An international team of researchers has built a clock whose quantum-mechanical ticking is stable to within 1.6 x 10-18 (a little better than two parts in a quintillion). What does 1.6 x 10-18 look like? It looks like 0.23 seconds in the 4.54-billion-year history of the Earth, or 66 millimeters in the 4.37-light-year distance from Earth to Alpha Centauri. And it may soon usher in an ability to map the interior of the earth by tracking the relativistic changes in clocks ticking on the surface, push terrestrial and space navigation to new levels of precision, and test the laws of physics.
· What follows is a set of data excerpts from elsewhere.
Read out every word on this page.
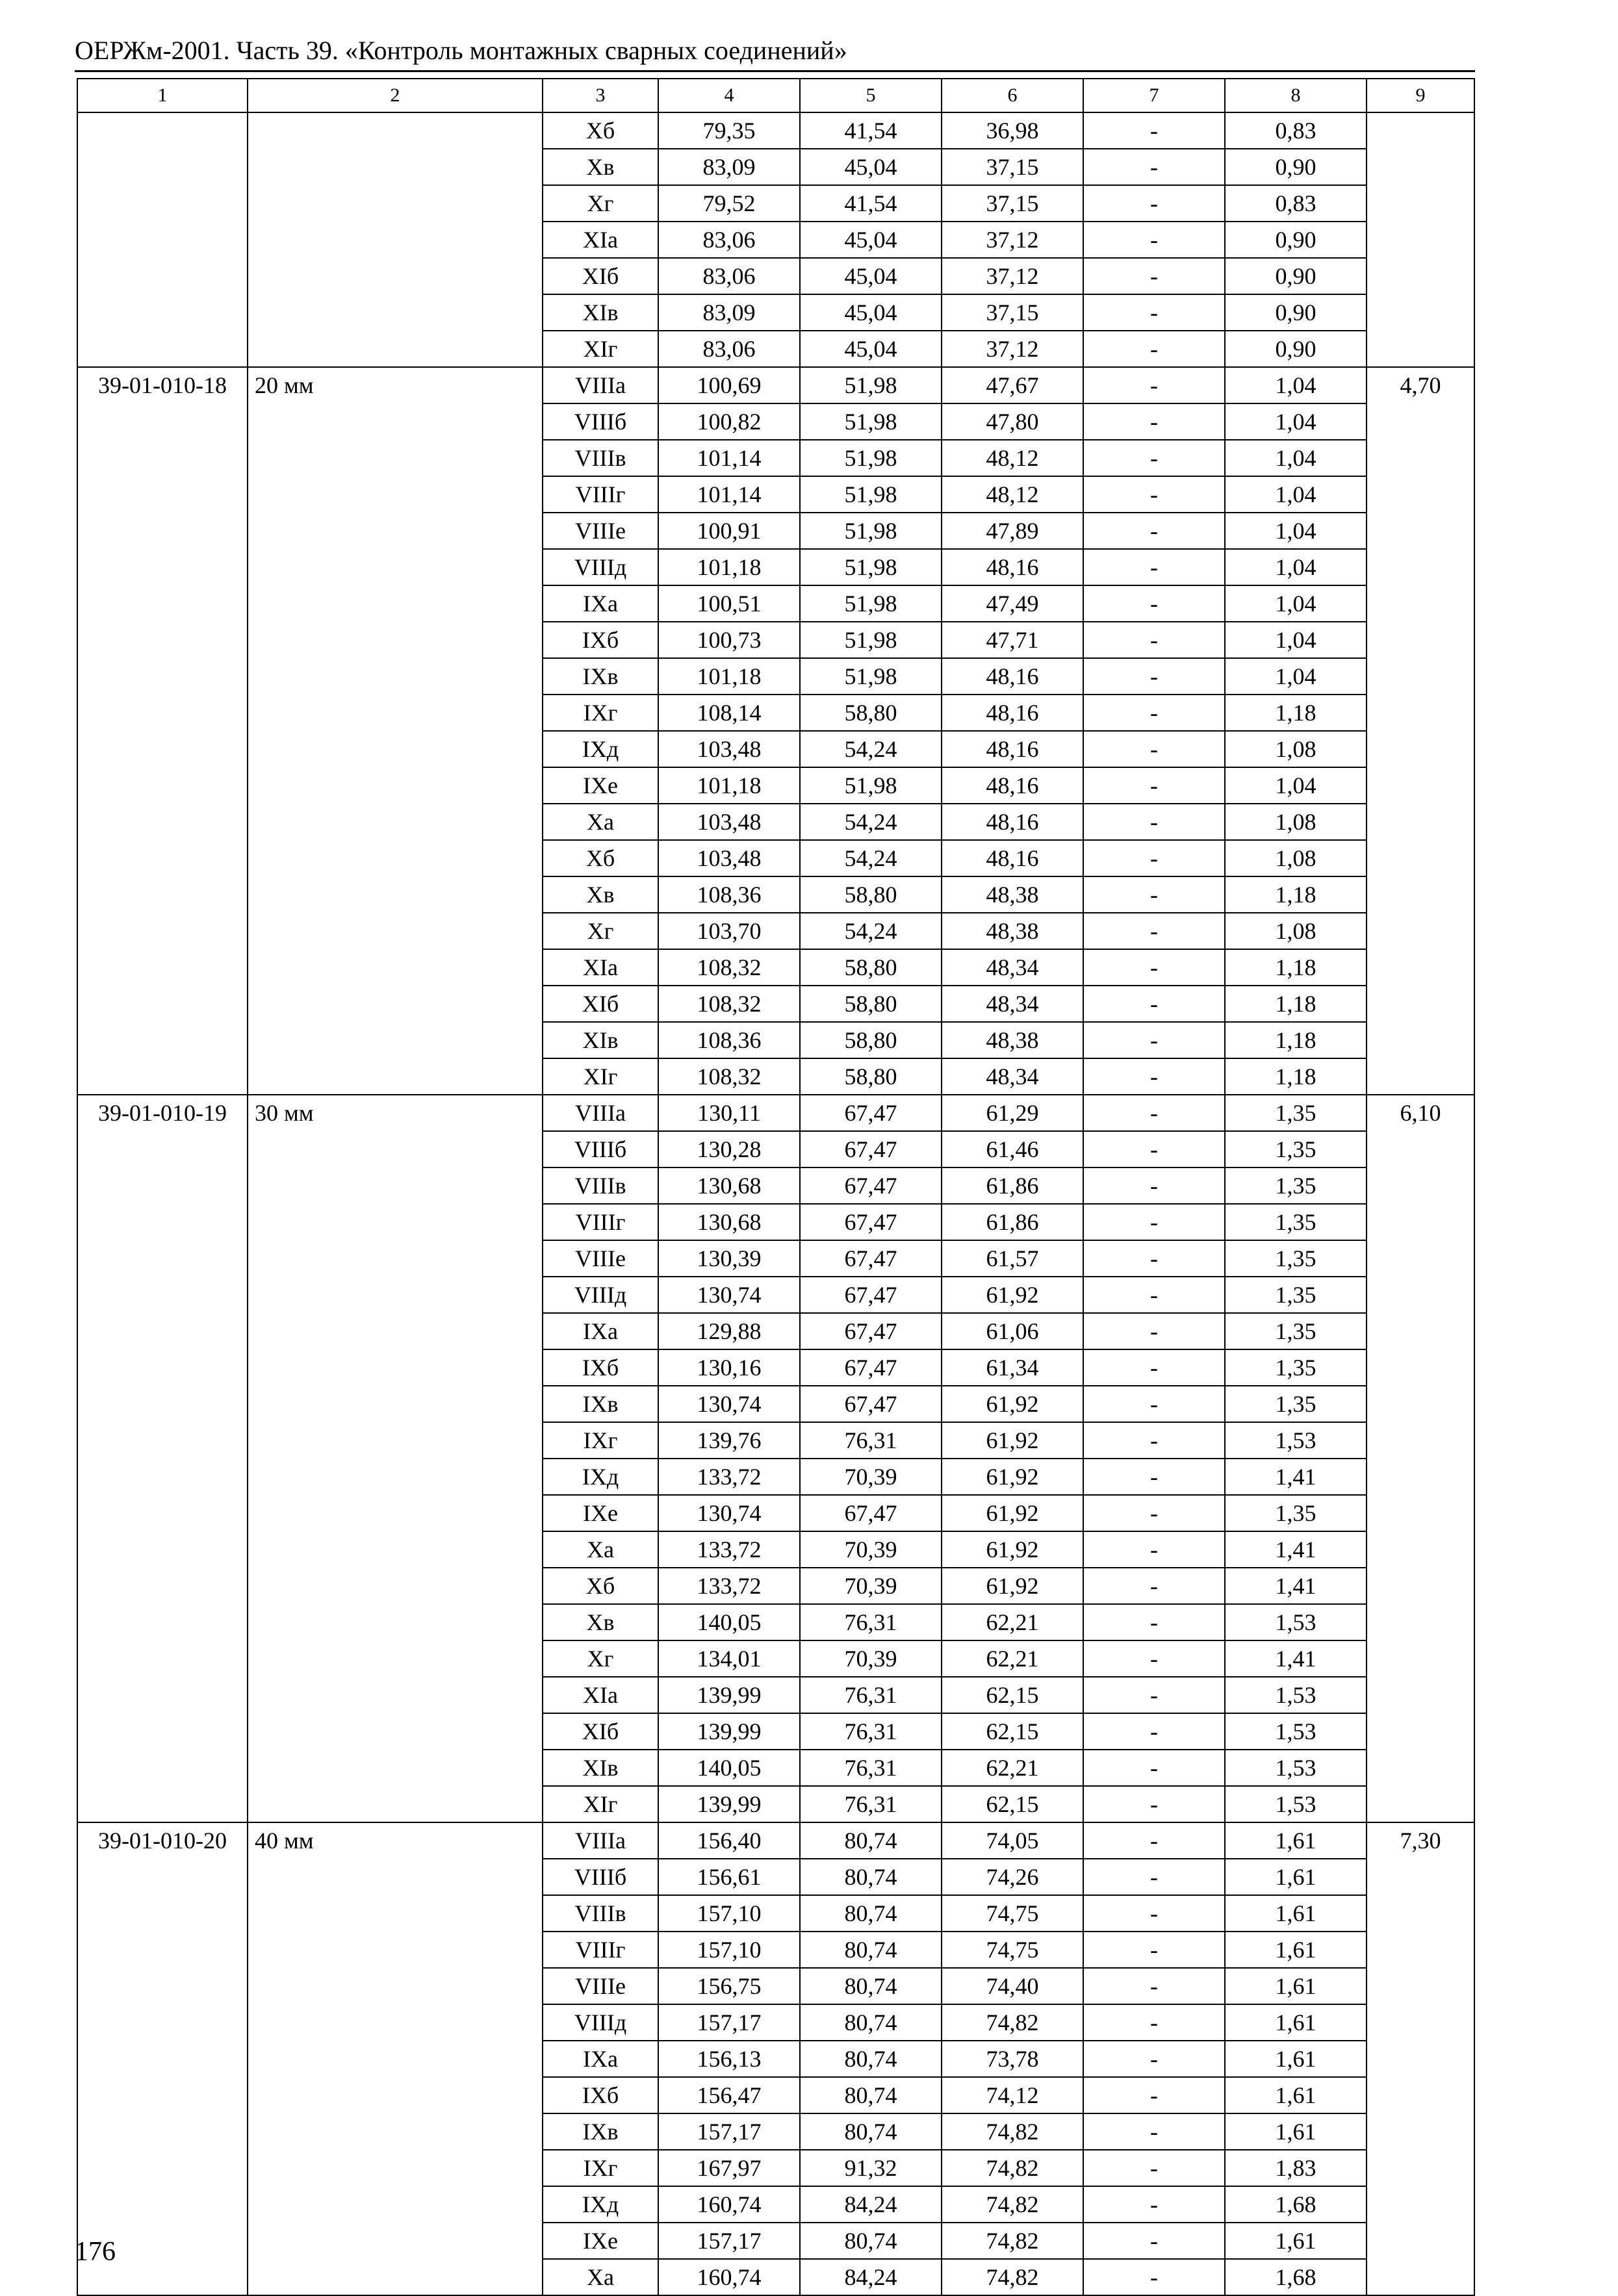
ОЕРЖм-2001. Часть 39. «Контроль монтажных сварных соединений»
1	2	3	4	5	6	7	8	9
		Xб	79,35	41,54	36,98	-	0,83	
		Xв	83,09	45,04	37,15	-	0,90	
		Xг	79,52	41,54	37,15	-	0,83	
		XIa	83,06	45,04	37,12	-	0,90	
		XIб	83,06	45,04	37,12	-	0,90	
		XIв	83,09	45,04	37,15	-	0,90	
		XIг	83,06	45,04	37,12	-	0,90	
39-01-010-18	20 мм	VIIIa	100,69	51,98	47,67	-	1,04	4,70
		VIIIб	100,82	51,98	47,80	-	1,04	
		VIIIв	101,14	51,98	48,12	-	1,04	
		VIIIг	101,14	51,98	48,12	-	1,04	
		VIIIe	100,91	51,98	47,89	-	1,04	
		VIIIд	101,18	51,98	48,16	-	1,04	
		IXa	100,51	51,98	47,49	-	1,04	
		IXб	100,73	51,98	47,71	-	1,04	
		IXв	101,18	51,98	48,16	-	1,04	
		IXг	108,14	58,80	48,16	-	1,18	
		IXд	103,48	54,24	48,16	-	1,08	
		IXe	101,18	51,98	48,16	-	1,04	
		Xa	103,48	54,24	48,16	-	1,08	
		Xб	103,48	54,24	48,16	-	1,08	
		Xв	108,36	58,80	48,38	-	1,18	
		Xг	103,70	54,24	48,38	-	1,08	
		XIa	108,32	58,80	48,34	-	1,18	
		XIб	108,32	58,80	48,34	-	1,18	
		XIв	108,36	58,80	48,38	-	1,18	
		XIг	108,32	58,80	48,34	-	1,18	
39-01-010-19	30 мм	VIIIa	130,11	67,47	61,29	-	1,35	6,10
		VIIIб	130,28	67,47	61,46	-	1,35	
		VIIIв	130,68	67,47	61,86	-	1,35	
		VIIIг	130,68	67,47	61,86	-	1,35	
		VIIIe	130,39	67,47	61,57	-	1,35	
		VIIIд	130,74	67,47	61,92	-	1,35	
		IXa	129,88	67,47	61,06	-	1,35	
		IXб	130,16	67,47	61,34	-	1,35	
		IXв	130,74	67,47	61,92	-	1,35	
		IXг	139,76	76,31	61,92	-	1,53	
		IXд	133,72	70,39	61,92	-	1,41	
		IXe	130,74	67,47	61,92	-	1,35	
		Xa	133,72	70,39	61,92	-	1,41	
		Xб	133,72	70,39	61,92	-	1,41	
		Xв	140,05	76,31	62,21	-	1,53	
		Xг	134,01	70,39	62,21	-	1,41	
		XIa	139,99	76,31	62,15	-	1,53	
		XIб	139,99	76,31	62,15	-	1,53	
		XIв	140,05	76,31	62,21	-	1,53	
		XIг	139,99	76,31	62,15	-	1,53	
39-01-010-20	40 мм	VIIIa	156,40	80,74	74,05	-	1,61	7,30
		VIIIб	156,61	80,74	74,26	-	1,61	
		VIIIв	157,10	80,74	74,75	-	1,61	
		VIIIг	157,10	80,74	74,75	-	1,61	
		VIIIe	156,75	80,74	74,40	-	1,61	
		VIIIд	157,17	80,74	74,82	-	1,61	
		IXa	156,13	80,74	73,78	-	1,61	
		IXб	156,47	80,74	74,12	-	1,61	
		IXв	157,17	80,74	74,82	-	1,61	
		IXг	167,97	91,32	74,82	-	1,83	
		IXд	160,74	84,24	74,82	-	1,68	
		IXe	157,17	80,74	74,82	-	1,61	
		Xa	160,74	84,24	74,82	-	1,68	
176
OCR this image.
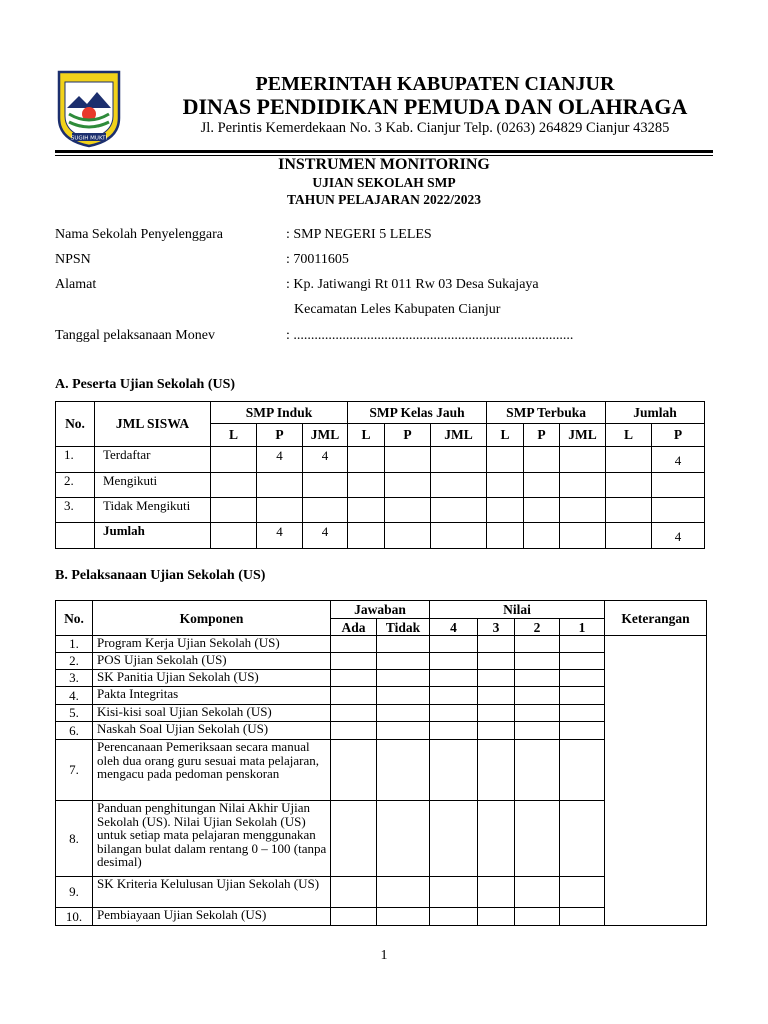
SUGIH MUKTI
PEMERINTAH KABUPATEN CIANJUR
DINAS PENDIDIKAN PEMUDA DAN OLAHRAGA
Jl. Perintis Kemerdekaan No. 3 Kab. Cianjur Telp. (0263) 264829 Cianjur 43285
INSTRUMEN MONITORING
UJIAN SEKOLAH SMP
TAHUN PELAJARAN 2022/2023
Nama Sekolah Penyelenggara	: SMP NEGERI 5 LELES
NPSN	: 70011605
Alamat	: Kp. Jatiwangi Rt 011 Rw 03 Desa Sukajaya
Kecamatan Leles Kabupaten Cianjur
Tanggal pelaksanaan Monev	: ................................................................................
A. Peserta Ujian Sekolah (US)
No.	JML SISWA	SMP Induk			SMP Kelas Jauh			SMP Terbuka			Jumlah	
		L	P	JML	L	P	JML	L	P	JML	L	P
1.	Terdaftar		4	4								4
2.	Mengikuti											
3.	Tidak Mengikuti											
	Jumlah		4	4								4
B. Pelaksanaan Ujian Sekolah (US)
No.	Komponen	Jawaban		Nilai				Keterangan
		Ada	Tidak	4	3	2	1	
1.	Program Kerja Ujian Sekolah (US)							
2.	POS Ujian Sekolah (US)							
3.	SK Panitia Ujian Sekolah (US)							
4.	Pakta Integritas							
5.	Kisi-kisi soal Ujian Sekolah (US)							
6.	Naskah Soal Ujian Sekolah (US)							
7.	Perencanaan Pemeriksaan secara manual oleh dua orang guru sesuai mata pelajaran, mengacu pada pedoman penskoran							
8.	Panduan penghitungan Nilai Akhir Ujian Sekolah (US). Nilai Ujian Sekolah (US) untuk setiap mata pelajaran menggunakan bilangan bulat dalam rentang 0 – 100 (tanpa desimal)							
9.	SK Kriteria Kelulusan Ujian Sekolah (US)							
10.	Pembiayaan Ujian Sekolah (US)							
1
Scientists from the U.S. National Institute of Standards and Technology in Boulder, Colorado, and collaborators at the University of Colorado, the Italian National Institute of Metrological Research, and Turin Polytechnic constructed two clocks based on ytterbium atoms (171Yb) trapped in an optical lattice, spin-polarized, and laser-cooled from 800 Kelvin down to 10 microKelvin (ten-millionths of a degree above absolute zero). Lead author, N. Hinkley, group leader, A.D. Ludlow, and their collaborators describe the device in paper published online by Science.
The path to this breakthrough was bristling with technical challenges such as electromagnetic phenomena that tend to skew frequency measurements. Among them are the Dick effect (interference from the interrogation laser), plus the Stark and Zeeman effects (changes in emitted spectra in response to electric and magnetic fields, respectively), and Doppler shift (changes in light frequency due to an atom’s motion, however small).
The NIST ytterbium clock suspends two clouds of atoms—5000 atoms in each—in optical lattices, which are essentially electromagnetic nets of potential wells created by reflecting a laser beam back upon itself. To prevent the field from producing Stark shifts, the researchers tuned the lattice laser to its “magic” wavelength (759 nm), creating a field that balances the Stark shifts for the two clocks.
Once cooled and stabilized, the clock pumps the contents of the clouds to one of two ground-energy spin states. An interrogating laser then queries both spin states to cancel Zeeman and Stark shifts. Fluorescence reveals the number of atoms originating in the first cloud that are in the ground and excited states, respectively. The device then examines the state of the atoms from the other lattice. The device averages the frequency of each group of atoms over time, and compares them to calculate the clock’s inherent instability.
The precision of this average improves over time (inversely proportional, in fact, to the square root of the sampling time, as is the case with many fluorescent devices). The device attained its 1.6 x 10-18 stability only after 25 000 seconds (6.94 hours) of run time. Though that is a new benchmark, the team thinks it can do better: larger atom clouds, improved methods for reducing interference, and a protocol for alternately loading and examining ytterbium lattices, they say, could allow the clock to reach the same level of stability in runs lasting just 100 seconds. If they, or any group, can manage that, they would likely open up a new class of measurement, with clocks that can gauge not only time, but also space and mass more exactly than ever before.